Potentially compounding the impact of the fee is that it is determined by registration as an OTC (over-the-counter) monograph drug production facility in the previous calendar year. That means that distilleries not only have to contend with this year's fee; if they fail to update their status with the FDA by tomorrow, they may be liable for an additional fee in 2022 as well.

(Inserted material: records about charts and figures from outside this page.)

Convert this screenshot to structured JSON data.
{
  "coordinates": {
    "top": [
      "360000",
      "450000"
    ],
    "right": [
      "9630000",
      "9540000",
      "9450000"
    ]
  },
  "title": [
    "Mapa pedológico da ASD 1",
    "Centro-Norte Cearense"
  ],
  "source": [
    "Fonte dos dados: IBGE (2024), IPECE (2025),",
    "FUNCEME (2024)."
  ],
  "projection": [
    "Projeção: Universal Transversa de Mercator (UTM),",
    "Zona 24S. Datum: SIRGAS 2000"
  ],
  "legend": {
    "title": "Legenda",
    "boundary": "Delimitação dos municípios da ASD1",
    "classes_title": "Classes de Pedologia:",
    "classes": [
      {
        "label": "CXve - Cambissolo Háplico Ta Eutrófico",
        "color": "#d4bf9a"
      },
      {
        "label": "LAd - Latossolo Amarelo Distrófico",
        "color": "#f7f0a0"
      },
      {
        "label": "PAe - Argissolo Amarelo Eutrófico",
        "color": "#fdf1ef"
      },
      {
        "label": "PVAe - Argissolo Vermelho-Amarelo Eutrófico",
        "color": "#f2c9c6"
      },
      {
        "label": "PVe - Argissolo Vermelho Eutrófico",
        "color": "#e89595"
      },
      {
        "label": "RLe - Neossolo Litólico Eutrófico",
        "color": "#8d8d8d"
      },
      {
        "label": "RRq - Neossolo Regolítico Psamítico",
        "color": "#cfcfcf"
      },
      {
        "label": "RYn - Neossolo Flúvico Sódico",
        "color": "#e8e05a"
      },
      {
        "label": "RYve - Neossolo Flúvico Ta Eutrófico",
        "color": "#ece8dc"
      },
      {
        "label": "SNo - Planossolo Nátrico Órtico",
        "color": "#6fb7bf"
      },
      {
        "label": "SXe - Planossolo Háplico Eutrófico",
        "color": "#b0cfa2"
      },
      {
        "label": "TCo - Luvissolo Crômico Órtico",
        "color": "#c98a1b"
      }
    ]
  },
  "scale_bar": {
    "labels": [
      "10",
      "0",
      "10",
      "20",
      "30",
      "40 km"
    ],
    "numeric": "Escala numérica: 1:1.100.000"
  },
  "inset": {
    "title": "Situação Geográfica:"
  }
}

For now, Harris is advising members not to pay the fee right away. "We want to push back on this," she says. She's hopeful that if the FDA has some discretion as to the applicability of the fee, that they will exercise it to exclude distilleries, most of which no longer produce sanitizer and have no intention of continuing to do so now that the emergency shortage has passed. Currently, however, the FDA's website explicitly notes that facilities that produced sanitizer under the agency's temporary COVID-19 policy are not exempt. Reason's inquiry with the FDA has yet to receive a detailed response, but we will update if we receive one.
Paying a surprise $14,000 bill would be a challenge for small businesses in any year, but it's a particular challenge for craft distilleries in 2020. An industry survey conducted earlier this year by the Distilled Spirits Council of the United States and the American Distilling Institute projected that sales revenue at craft distilleries would decline by more than $700 million this year, amounting to approximately 40 percent of their sales.
For many distillers, the unexpected fee assessment from the FDA thus arrives as one more substantial blow in an already devastating year. "If you were making sanitizer for your community at a limited capacity, this should not be something you have to deal with," says Harris. "It will be a slap in the face to make it through all of this and then get hit with this bill."